Fermez successivement le navigateur, interrompez la connexion distante, arrêtez le processus Harness, puis redémarrez le système. Ne regroupez pas ces événements sous l’étiquette « panne ».

La fermeture du navigateur teste la dépendance à l’interface. La coupure de connexion teste la continuité de l’environnement distant. L’arrêt de Harness teste la persistance et le redémarrage de l’application. Le redémarrage du système teste la restauration des services, des montages, des droits et des processus enfants.

À chaque étape, relevez :

  • le dernier événement écrit ;
  • le statut visible avant et après reconnexion ;
  • la présence des journaux ;
  • la présence et l’intégrité des artefacts ;
  • l’état des verrous ;
  • la possibilité d’identifier une reprise ou un abandon propre.

Le centre d’aide de VPSNIX peut servir de point de départ pour documenter les procédures d’accès et de récupération de votre environnement, mais la preuve de reprise doit venir de votre test DeepSeek Harness, pas d’une promesse générale sur l’hébergement distant.

SECTION 08 Cinquième étape : mesurer la capacité sans inventer de seuil

La capacité ne doit pas être évaluée avec un seuil théorique copié d’une fiche technique. Utilisez votre tâche représentative : compilation, tests, analyse de dépôt, génération de médias ou traitement par lots. Exécutez-la seule, puis avec plusieurs tâches simultanées, en observant le processeur, la mémoire, le stockage, les verrous de fichiers et la réactivité de l’interface.

Le résultat doit répondre à des questions opérationnelles :

  • Une deuxième tâche ralentit-elle la première au point de compromettre le délai attendu ?
  • La mémoire disponible reste-t-elle suffisante lorsque l’agent conserve son contexte et ses journaux ?
  • Les opérations de stockage créent-elles une file d’attente ou des fichiers incomplets ?
  • Un espace partagé provoque-t-il des conflits ?
  • L’opérateur peut-il encore consulter et annuler une tâche lorsque la charge augmente ?

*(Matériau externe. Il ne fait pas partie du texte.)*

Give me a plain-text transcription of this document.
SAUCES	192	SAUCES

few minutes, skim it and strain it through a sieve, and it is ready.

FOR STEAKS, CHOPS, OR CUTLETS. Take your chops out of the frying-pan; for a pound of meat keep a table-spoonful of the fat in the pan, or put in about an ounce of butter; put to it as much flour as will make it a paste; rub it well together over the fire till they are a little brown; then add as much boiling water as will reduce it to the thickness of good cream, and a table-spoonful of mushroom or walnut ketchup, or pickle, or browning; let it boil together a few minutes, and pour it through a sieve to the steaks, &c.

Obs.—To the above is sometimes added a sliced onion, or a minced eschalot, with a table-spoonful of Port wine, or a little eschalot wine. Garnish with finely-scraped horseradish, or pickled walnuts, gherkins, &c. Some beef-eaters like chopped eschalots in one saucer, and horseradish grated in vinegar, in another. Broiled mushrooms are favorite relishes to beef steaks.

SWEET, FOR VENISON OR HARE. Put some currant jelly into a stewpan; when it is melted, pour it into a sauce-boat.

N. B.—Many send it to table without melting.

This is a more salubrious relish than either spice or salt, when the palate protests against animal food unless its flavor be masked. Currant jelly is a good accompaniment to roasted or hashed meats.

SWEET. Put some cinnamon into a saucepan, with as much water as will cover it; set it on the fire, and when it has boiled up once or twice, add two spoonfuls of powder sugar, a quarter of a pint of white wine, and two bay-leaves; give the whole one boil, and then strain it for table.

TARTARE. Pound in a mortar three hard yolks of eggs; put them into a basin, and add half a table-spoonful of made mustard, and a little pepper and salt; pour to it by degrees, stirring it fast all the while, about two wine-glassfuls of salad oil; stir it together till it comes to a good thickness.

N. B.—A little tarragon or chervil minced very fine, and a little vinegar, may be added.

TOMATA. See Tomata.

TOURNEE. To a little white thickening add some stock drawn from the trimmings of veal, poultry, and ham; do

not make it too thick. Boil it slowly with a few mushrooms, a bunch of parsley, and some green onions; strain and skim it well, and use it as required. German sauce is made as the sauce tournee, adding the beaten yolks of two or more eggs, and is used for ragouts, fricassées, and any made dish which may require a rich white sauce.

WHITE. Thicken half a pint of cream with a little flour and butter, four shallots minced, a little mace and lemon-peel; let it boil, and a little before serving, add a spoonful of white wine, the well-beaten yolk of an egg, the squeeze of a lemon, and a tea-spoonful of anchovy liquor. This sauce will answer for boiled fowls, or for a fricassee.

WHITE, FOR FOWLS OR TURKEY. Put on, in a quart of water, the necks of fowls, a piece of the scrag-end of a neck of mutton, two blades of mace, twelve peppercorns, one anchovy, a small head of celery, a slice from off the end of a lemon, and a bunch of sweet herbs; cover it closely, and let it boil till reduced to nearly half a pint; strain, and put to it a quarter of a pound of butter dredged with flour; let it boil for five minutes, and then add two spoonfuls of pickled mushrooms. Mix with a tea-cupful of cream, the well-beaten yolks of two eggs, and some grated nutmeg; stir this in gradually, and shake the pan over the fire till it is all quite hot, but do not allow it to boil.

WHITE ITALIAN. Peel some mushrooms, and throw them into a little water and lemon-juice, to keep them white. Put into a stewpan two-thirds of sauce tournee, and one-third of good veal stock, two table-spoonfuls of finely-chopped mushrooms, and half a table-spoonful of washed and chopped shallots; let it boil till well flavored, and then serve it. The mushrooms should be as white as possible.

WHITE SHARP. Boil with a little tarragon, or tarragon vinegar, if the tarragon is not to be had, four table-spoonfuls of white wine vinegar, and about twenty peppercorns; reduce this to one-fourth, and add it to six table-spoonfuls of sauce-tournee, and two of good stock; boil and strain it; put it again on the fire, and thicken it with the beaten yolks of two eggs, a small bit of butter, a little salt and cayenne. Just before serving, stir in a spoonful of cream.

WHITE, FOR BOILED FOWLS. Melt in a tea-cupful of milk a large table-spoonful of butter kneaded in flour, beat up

Ne cherchez pas à produire un taux de réussite universel. Inscrivez la version de DeepSeek Harness, le modèle utilisé, le profil chargé, le type de Mac distant, la taille du dépôt, les paramètres de la tâche, le nombre de tâches simultanées, la date et la personne responsable de la mesure. La documentation officielle précise que le projet est encore en aperçu développeur et que des changements incompatibles peuvent intervenir ; chaque mise à jour importante doit donc déclencher une nouvelle recette. (Statut officiel de l’aperçu développeur)

Votre conclusion doit appartenir à l’une de ces trois catégories :

  1. Mise en ligne autorisée : isolation démontrée, états traçables, annulation réelle, notifications fiables et récupération documentée.
  2. Environnement à séparer : la fonction est exploitable, mais les tâches longues perturbent les sessions interactives ou partagent trop de ressources.
  3. Usage non recommandé : la reprise est ambiguë, les processus restent actifs après annulation ou les artefacts ne peuvent pas être rattachés à une tâche.

SECTION 09 Le choix de l’environnement doit-il changer après la recette ?

Si votre environnement actuel dépend d’un poste personnel, d’une session ouverte ou d’un accès distant instable, il cumule plusieurs défauts : la disponibilité dépend d’une machine non dédiée, les tâches interactives peuvent entrer en concurrence avec les traitements longs, et la récupération après incident repose souvent sur une personne qui connaît l’historique local.

Un Mac distant indépendant ne supprime pas les interruptions et ne garantit pas la reprise après redémarrage. Il offre cependant une frontière plus claire pour l’espace de travail, une fenêtre d’occupation réservée et une procédure de connexion que vous pouvez documenter. Pour comparer les possibilités de location d’un Mac distant chez VPSNIX, reprenez exactement le même scénario de référence et vérifiez d’abord l’isolation, l’annulation et la restauration avant d’augmenter la durée ou le nombre de tâches.

La bonne décision n’est donc pas de déplacer automatiquement DeepSeek Harness vers un environnement distant. Elle consiste à réserver un environnement indépendant lorsque la recette montre que votre poste actuel ne peut pas garantir la continuité, la séparation ou la récupération. Commencez par un essai limité, consignez les preuves, puis élargissez uniquement si le même dossier de validation reste concluant.